[<prev] [next>] [<thread-prev] [thread-next>] [day] [month] [year] [list]
Message-ID: <151903431795.8021.5069678488269142143.stgit@localhost.localdomain>
Date: Mon, 19 Feb 2018 12:58:38 +0300
From: Kirill Tkhai <ktkhai@...tuozzo.com>
To: davem@...emloft.net, nicolas.dichtel@...nd.com,
vyasevic@...hat.com, ktkhai@...tuozzo.com,
paulmck@...ux.vnet.ibm.com, vyasevich@...il.com,
mark.rutland@....com, gregkh@...uxfoundation.org,
leonro@...lanox.com, avagin@...tuozzo.com, fw@...len.de,
roman.kapl@...go.com, netdev@...r.kernel.org
Subject: [PATCH 1/3] net: Kill net_mutex
We take net_mutex, when there are !async pernet_operations
registered, and read locking of net_sem is not enough. But
we may get rid of taking the mutex, and just change the logic
to write lock net_sem in such cases.
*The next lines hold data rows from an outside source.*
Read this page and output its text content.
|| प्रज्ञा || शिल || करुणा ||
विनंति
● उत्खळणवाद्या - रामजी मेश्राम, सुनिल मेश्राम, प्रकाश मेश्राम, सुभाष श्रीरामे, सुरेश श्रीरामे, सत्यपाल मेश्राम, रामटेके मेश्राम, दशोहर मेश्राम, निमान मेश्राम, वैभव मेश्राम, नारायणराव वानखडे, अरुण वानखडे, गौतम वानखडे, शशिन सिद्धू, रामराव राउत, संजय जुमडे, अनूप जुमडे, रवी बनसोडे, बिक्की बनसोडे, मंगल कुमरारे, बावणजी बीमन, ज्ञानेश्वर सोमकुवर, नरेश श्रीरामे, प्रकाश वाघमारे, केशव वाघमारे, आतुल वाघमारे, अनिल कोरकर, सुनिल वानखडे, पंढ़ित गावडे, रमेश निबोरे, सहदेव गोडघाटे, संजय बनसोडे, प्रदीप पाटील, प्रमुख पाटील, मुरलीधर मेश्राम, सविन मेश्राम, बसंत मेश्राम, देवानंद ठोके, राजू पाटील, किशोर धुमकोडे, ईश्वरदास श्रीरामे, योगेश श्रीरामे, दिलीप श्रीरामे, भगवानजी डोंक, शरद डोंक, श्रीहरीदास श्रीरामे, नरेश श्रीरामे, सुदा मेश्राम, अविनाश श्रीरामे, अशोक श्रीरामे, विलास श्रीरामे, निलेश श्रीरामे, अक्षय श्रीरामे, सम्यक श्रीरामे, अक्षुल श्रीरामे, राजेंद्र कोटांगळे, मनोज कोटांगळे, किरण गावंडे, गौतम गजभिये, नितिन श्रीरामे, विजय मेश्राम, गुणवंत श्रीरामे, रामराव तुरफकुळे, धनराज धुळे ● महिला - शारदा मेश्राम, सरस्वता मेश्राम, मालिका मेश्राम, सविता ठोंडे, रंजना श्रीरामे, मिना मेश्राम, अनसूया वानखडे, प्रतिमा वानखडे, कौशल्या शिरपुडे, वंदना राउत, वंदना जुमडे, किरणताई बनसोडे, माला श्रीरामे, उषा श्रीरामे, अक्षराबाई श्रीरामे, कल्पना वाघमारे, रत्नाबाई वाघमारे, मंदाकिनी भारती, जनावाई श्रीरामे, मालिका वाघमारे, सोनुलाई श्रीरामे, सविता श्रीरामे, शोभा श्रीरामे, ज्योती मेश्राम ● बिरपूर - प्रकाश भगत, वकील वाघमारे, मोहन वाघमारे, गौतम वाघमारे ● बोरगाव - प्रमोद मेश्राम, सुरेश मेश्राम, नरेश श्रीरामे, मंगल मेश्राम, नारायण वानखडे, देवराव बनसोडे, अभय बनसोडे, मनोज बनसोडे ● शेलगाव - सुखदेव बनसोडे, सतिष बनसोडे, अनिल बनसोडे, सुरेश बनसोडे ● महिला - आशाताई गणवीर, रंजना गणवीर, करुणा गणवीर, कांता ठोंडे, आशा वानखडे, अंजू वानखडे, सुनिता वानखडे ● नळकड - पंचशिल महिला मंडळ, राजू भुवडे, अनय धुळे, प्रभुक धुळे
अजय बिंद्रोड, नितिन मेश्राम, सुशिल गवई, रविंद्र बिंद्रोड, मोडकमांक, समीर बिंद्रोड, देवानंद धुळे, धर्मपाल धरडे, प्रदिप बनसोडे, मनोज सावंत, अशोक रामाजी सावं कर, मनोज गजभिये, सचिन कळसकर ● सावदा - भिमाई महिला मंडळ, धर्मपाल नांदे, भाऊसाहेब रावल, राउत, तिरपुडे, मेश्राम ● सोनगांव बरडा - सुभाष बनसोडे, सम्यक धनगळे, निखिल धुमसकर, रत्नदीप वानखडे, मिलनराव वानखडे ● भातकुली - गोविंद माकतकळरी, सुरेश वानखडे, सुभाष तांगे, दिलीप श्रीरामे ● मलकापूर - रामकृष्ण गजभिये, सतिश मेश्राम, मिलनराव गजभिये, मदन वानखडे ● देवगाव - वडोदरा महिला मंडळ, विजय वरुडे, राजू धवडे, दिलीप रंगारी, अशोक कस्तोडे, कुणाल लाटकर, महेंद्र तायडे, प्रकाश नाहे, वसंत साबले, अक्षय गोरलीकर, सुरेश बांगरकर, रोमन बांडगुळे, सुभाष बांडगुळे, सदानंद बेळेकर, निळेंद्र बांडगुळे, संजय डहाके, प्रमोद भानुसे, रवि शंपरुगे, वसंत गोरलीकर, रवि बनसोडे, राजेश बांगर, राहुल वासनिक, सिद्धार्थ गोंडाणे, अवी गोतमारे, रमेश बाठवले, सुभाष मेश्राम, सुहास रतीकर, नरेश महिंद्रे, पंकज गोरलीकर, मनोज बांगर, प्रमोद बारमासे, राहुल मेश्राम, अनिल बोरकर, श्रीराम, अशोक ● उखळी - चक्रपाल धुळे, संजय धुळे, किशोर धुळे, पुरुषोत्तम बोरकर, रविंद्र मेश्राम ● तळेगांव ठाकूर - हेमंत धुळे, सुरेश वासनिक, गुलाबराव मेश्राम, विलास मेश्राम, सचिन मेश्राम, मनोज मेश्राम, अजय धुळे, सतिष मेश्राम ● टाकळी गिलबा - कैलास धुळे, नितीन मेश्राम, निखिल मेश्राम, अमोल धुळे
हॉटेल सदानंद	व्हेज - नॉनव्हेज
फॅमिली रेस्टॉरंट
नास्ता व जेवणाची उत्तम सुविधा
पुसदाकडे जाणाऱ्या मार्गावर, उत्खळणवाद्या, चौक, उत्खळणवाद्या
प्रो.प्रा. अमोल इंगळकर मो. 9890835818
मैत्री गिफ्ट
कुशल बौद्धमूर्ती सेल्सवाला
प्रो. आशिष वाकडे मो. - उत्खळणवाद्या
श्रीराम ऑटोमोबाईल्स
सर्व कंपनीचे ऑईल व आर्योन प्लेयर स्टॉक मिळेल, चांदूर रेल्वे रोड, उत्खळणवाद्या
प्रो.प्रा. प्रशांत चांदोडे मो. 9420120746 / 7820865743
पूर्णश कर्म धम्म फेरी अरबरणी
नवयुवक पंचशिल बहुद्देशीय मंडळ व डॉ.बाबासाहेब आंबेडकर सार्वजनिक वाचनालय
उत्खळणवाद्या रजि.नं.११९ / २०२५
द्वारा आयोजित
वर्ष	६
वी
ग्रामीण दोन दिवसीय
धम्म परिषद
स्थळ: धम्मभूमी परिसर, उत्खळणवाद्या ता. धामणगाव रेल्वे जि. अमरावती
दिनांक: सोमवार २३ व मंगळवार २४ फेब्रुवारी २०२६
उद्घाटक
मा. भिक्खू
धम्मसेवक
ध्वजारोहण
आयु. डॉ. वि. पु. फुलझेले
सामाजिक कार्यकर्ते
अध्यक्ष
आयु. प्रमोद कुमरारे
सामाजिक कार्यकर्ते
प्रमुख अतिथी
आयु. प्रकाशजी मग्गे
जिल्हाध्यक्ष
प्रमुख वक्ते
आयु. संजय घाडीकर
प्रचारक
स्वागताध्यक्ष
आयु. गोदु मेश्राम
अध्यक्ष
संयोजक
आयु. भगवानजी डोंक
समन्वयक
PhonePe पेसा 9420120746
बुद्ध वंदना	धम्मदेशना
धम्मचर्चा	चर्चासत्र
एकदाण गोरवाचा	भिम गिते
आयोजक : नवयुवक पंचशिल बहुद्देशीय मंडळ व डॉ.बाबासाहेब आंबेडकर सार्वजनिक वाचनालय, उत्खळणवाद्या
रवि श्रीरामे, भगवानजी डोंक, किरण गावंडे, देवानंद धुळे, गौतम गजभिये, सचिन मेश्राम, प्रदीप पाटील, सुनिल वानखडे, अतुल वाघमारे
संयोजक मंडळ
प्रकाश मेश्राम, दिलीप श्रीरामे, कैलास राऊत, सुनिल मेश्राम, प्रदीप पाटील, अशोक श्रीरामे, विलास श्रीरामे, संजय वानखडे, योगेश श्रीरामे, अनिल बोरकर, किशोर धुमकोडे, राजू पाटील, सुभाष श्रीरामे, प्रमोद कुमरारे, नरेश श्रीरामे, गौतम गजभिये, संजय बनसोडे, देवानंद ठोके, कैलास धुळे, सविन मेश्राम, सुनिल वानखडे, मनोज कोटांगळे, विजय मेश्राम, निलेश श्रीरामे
This obviously reduces
the number of lock operations, we do.
Signed-off-by: Kirill Tkhai <ktkhai@...tuozzo.com>
---
include/linux/rtnetlink.h | 1 -
include/net/net_namespace.h | 11 ++++++---
net/core/net_namespace.c | 53 ++++++++++++++++++++++++++-----------------
3 files changed, 39 insertions(+), 26 deletions(-)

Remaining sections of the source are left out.